Hawaii’s World

By A.A. Smyser

Thursday, January 9, 1997


Bishop trustees should be more active

WHERE will our future visionary, community-minded leaders come from in a state where absentee ownership steadily increases? I ask this even though a few absentee-owned businesses are also good community contributors.

Often I have said that we will have to rely more on our elected leaders in government. With a weakening community-committed private structure, their leadership is becoming ever more important.

Our governor and mayors are good. But too often, in our Legislature in particular, we focus on peanut politics rather than being visionary and community-minded.

Labor has not yet produced any statesman to replace the ILWU's late Jack Hall. The University of Hawaii is more or less doing its share, stronger in some areas than others.

Business is still a major contributor but from a narrower base of committed leaders - a few banks, the utilities, DFS, not too many more. They still have to battle the suspicion that they can't be community-minded because they are profit-minded, as if the two can't go together.

So where else do we look for vision? My answer is our big landed estates.

No. 2 Campbell Estate is doing pretty well. Not so No. 1, Kamehameha Schools/Bishop Estate. KS/BE's trustees and top staff, with one exception, just aren't making themselves available for community leadership in the way other big local entities have done.

Yet they control more land in the state than any other private entity. And the estate was founded by a very community-minded member of the alii, Princess Bernice Pauahi Bishop. The trustees revere her in their annual reports but are delinquent in showing the community-mindedness royalty displayed.

Yes, they run a school system as she decreed. And, yes, they administer her lands and thereby affect the cost-of-living statewide. But they do it with a narrowness of focus uncharacteristic of such great wealth in Hawaii.

Trustee Richard Wong is a former state Senate president, Henry Peters a former House speaker, Lokelani Lindsay a former Maui schools superintendent - all spots in the public eye. But what are they doing for the public today aside from administering the estate's business?

Only trustee Oswald Stender pops up regularly on community and business boards and in leadership roles. Are the others bashful?

At the James Campbell Estate, the culture Stender came from, it is official policy to encourage community participation, most particularly in the areas where the estate holds lands, but also on a statewide basis.

The 1996 board chairman, Dudley Pratt, says Campbell Estate trustees think community participation is good for the estate: "In the long run our success as a business entity depends on how the community views us and how the politicians view us."

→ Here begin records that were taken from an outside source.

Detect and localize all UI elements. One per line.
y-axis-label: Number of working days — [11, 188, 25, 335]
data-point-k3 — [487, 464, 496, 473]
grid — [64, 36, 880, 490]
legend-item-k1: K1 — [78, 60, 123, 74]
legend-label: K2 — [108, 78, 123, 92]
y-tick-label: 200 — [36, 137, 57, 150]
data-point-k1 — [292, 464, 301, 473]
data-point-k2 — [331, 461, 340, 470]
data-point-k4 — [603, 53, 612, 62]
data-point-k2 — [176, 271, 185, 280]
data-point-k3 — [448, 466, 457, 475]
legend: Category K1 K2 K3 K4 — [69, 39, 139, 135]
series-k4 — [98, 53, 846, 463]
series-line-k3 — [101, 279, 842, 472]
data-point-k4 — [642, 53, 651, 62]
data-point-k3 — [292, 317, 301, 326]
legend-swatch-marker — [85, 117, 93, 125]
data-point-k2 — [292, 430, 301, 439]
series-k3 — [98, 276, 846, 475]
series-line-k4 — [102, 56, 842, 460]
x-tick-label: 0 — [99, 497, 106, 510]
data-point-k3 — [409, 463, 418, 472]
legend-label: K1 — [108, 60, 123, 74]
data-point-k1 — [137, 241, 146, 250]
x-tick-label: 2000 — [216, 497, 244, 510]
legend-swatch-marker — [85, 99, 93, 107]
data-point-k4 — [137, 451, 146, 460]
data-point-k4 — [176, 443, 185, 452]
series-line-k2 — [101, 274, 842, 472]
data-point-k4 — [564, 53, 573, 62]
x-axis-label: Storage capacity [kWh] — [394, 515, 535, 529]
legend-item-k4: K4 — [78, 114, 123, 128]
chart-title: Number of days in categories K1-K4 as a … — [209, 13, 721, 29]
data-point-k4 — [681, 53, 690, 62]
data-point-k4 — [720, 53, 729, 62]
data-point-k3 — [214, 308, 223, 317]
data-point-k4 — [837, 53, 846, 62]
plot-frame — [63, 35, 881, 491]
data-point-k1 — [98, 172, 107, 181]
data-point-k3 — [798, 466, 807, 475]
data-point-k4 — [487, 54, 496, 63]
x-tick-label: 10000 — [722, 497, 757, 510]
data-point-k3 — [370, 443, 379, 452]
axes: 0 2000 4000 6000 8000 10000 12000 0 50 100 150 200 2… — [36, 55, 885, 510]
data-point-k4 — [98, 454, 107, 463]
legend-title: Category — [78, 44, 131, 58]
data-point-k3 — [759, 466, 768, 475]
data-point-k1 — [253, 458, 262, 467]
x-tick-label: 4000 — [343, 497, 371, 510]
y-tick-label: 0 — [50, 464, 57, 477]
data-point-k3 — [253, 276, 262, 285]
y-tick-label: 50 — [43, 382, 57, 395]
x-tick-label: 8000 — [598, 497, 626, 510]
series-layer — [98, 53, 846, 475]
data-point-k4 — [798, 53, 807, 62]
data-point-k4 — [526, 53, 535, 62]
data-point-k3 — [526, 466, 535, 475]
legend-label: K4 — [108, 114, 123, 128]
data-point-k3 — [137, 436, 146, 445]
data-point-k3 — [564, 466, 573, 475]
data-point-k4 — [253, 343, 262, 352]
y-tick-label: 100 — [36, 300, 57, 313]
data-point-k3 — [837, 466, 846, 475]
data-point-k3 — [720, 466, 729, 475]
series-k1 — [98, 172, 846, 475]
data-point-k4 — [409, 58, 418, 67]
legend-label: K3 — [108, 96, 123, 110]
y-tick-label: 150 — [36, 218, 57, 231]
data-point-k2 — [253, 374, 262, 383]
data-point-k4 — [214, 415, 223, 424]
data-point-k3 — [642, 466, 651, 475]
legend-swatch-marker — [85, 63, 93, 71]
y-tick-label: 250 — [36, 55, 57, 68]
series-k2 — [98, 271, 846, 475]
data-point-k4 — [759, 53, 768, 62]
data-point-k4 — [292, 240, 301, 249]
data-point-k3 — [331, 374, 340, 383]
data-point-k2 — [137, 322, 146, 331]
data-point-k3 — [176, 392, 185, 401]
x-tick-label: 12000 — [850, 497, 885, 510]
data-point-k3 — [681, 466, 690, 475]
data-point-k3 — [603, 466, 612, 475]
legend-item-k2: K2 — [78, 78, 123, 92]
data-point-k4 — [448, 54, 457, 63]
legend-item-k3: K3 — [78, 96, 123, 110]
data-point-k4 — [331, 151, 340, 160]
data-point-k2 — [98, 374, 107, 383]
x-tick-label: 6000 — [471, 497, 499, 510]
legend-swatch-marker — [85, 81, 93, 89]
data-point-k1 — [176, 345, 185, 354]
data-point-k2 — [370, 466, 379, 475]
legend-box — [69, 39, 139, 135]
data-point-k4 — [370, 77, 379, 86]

THE four trustees and all staff executives are encouraged to give time to the community since the overseeing court, in protecting the beneficiaries, limits charitable donations to less than 1 percent of estate income. Beneficiaries for their part have created a trust, now at $6 million, to support scholarships and health projects.

Pratt sits on 20 nonprofit boards and is an officer of 15, including the Boy Scouts and preservation groups. Trustee Paul Casey is honcho for the Contemporary Museum among other things. Trustee Clinton Churchill headed a Vision 2000 conference aimed at improving and streamlining health care. The newest trustee, David Heenan, was a longtime volunteer for business.

Campbell people have pitched in for housing, health, education, the visitor industry, arts and culture and Aloha United Way. Gifts of time rather than money take a lot out of you, says Pratt, who may be overdoing it, yet feels they are worthwhile.

Come on out, KS/BE trustees. The community needs your input.



A.A. Smyser is the Star-Bulletin's contributing editor.
His column runs Tuesday and Thursday.